Só há três anos os pais de Jacinta acreditaram que a sua menina, nascida na recatada aldeia da Gafanha da Nazaré, era capaz de sobreviver do seu dom para a música, nomeadamente para o
jazz. Quando, na verdade,
"foram eles que me puseram a estudar música!", diz a cantora e pianista, de 38 anos, cuja carreira ficará para sempre ligada ao programa da SIC
Chuva de Estrelas, no qual, aos 22 anos, interpretou magistralmente um tema de
Ella Fitzgerald.
Pouco dada a grandes aparatos no que diz respeito ao seu visual,
"só mesmo em ocasiões excepcionais como esta", [a produção fotográfica para a CARAS] a cantora assume, no entanto, que é, desde a adolescência, um animal de palco. E se, quando desce dele, despe a roupagem da sofisticação e da artista, para ser uma pessoa comum – cabelos revoltos, cara desmaquilhada, calças de ganga e um confortável par de ténis -, reconhece igualmente:
"Quando assumo este tipo de sofisticação, como a de hoje, também sou eu, porque me transformo."
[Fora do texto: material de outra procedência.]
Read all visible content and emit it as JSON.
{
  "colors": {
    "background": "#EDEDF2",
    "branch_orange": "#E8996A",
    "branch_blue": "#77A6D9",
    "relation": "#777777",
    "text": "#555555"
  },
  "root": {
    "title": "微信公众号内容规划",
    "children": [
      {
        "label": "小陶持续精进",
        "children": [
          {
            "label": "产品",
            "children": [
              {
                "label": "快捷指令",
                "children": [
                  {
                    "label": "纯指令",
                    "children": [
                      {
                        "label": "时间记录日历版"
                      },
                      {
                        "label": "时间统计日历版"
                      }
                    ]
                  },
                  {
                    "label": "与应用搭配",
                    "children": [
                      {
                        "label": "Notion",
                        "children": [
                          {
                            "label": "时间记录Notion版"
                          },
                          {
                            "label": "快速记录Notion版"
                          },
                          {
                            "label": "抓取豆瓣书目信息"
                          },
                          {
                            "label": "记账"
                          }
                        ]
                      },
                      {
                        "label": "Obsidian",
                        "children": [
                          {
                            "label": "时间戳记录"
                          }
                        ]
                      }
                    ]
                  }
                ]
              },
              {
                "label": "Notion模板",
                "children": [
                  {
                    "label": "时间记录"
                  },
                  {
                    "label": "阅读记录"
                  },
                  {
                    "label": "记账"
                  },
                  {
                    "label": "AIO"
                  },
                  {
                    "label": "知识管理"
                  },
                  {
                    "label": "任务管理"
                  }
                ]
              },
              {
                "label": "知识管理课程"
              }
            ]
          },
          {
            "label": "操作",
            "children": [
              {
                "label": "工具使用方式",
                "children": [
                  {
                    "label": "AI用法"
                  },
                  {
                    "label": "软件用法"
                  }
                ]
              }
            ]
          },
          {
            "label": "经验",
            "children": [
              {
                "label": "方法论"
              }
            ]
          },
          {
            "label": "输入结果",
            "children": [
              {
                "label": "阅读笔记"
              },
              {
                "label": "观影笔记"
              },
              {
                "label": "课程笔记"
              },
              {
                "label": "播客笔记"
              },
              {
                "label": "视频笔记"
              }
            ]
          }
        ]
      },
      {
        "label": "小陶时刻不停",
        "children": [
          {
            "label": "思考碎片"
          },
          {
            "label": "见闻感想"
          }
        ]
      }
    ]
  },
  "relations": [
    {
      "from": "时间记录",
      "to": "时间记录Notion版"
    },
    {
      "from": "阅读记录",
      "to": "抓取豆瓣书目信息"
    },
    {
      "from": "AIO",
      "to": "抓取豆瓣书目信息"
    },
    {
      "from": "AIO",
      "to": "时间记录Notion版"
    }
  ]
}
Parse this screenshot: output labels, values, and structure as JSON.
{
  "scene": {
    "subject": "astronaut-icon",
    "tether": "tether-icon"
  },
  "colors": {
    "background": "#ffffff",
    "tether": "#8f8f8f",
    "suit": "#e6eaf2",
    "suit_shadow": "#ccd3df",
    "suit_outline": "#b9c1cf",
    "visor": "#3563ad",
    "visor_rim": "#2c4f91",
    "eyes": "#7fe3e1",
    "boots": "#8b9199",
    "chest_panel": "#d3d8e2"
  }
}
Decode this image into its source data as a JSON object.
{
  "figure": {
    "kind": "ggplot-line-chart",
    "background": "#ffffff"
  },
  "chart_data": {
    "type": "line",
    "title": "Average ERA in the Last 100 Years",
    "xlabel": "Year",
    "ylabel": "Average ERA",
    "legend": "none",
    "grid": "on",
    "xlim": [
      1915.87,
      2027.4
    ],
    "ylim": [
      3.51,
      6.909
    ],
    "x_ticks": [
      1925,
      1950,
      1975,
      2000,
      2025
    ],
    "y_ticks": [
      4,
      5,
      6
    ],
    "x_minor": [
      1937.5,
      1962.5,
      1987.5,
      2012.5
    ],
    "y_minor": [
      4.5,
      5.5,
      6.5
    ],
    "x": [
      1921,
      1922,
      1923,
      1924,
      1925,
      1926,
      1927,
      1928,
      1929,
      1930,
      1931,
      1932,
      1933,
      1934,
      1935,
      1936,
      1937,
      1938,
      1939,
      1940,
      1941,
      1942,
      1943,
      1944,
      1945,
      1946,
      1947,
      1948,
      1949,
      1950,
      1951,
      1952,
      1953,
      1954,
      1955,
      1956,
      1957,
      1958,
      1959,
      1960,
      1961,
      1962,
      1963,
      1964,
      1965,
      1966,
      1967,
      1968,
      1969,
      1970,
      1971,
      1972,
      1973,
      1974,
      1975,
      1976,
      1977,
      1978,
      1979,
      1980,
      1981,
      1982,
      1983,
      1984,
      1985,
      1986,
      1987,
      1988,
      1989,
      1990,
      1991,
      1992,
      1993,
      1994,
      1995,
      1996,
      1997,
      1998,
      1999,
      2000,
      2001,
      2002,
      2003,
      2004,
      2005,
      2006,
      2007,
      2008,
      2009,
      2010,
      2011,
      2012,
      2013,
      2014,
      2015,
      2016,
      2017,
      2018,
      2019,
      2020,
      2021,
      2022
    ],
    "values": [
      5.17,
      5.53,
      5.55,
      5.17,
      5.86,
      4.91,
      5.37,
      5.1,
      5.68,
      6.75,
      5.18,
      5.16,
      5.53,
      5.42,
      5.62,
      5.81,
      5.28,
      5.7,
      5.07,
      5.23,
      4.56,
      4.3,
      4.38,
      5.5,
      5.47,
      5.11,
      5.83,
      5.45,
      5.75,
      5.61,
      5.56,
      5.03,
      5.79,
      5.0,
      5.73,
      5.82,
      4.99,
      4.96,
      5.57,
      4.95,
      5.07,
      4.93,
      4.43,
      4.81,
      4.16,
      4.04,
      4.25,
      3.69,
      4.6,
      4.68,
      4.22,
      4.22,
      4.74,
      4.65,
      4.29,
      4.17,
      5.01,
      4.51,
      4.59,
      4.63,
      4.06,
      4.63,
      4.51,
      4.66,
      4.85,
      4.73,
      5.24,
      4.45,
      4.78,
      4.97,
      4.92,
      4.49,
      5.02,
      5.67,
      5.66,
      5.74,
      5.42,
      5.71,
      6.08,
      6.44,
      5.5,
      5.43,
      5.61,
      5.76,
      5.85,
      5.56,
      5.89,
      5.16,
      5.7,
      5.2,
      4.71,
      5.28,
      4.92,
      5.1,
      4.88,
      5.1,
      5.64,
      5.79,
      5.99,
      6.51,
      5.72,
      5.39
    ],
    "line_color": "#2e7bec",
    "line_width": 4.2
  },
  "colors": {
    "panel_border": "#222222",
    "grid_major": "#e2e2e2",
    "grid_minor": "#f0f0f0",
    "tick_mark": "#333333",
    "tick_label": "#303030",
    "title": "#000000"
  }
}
Depois de ter vivido vários anos nos EUA – onde foi uma aluna brilhante do mestrado de Jazz Vocal e Performance, na Manhattan School of Music (que lhe ofereceu uma bolsa total, tornando-a quase na única cantora de
jazz a quem isso aconteceu) -, Jacinta está actualmente ancorada em Aveiro, onde os pais vivem e podem dar-lhe apoio logístico nas questões relacionadas com a filha,
Catarina, que nasceu do seu casamento, entretanto terminado, com um engenheiro portuense,
Hugo de Carvalho. Aos nove anos, Catarina já canta pela casa e, ainda por cima, ópera!
Mulher de grandes desafios, Jacinta lançou recentemente
Songs of Freedom, em que recria temas populares dos anos 60, 70 e 80, e que a fez regressar à prestigiada editora Blue Note.
– Apesar de ser uma mulher simples, também tem uma faceta sofisticada…
Jacinta – Sim, gosto de me arranjar e de me maquilhar assim como estou agora, não só para trabalhar, mas para me sentir bem, só que não sou capaz. Tinha de ir tirar um curso para aprender!
– Ou seja, uma mulher diferente da menina que cresceu na Gafanha da Nazaré…
– Acho que só nos últimos cinco anos, quando voltei lá, é que me libertei dessa menina. E já era cantora de
jazz! Era esquisito, porque parecia que aquele lado sofisticado não era meu. Agora acho que já cresci.
– Esses olhos azuis, herdou-os do pai ou da mãe?
– [risos] Dos dois! Do lado do meu pai, todos têm olhos azuis. Eu e as minhas irmãs, que temos olhos azuis, casámo-nos todas com maridos de olhos escuros e, por isso, os nossos filhos já não têm os nossos olhos. A minha filha tem olhos castanhos.
– Como foi a adaptação aos Estados Unidos?
– Foi dura! Não só a nível académico, mas de vida, porque as culturas são completamente diferentes, mas nunca pensei voltar para trás. Foi muito difícil, porque não percebia nada do que eles diziam, mas pus-me a ver televisão e, ao fim de um mês, já percebia o nova-iorquino. E eu até levava uma grande bagagem, porque fiz o curso de composição clássica com livros americanos!
– Quando foi para os Estados Unidos ia casada e quando voltou já trazia a sua filha…
– Fomos para Nova Iorque para eu fazer o mestrado e depois para Silicon Valley, onde o Hugo, que é engenheiro informático, arranjou o emprego dos sonhos dele. Acabámos a relação em 2004, eu voltei e ele ficou lá.
– Como gere a relação da sua filha com um pai que está fora?
– Geralmente ela vai lá passar as férias, o que é óptimo a nível de língua, que fala fluentemente, e de cultura. Por outro lado, isto custa-lhe imenso, porque tem raízes cá e lá…
– Não deve ser fácil manter uma carreira artística quando se está a criar uma filha sozinha…
– Uma das razões por que estou em Aveiro é o facto de ter a minha mãe perto. Ela continua a viver na Gafanha e tem uma casa com quintal, com animais… Acho que é muito importante para a Catarina estar lá e eu acabo por ter mais qualidade de vida.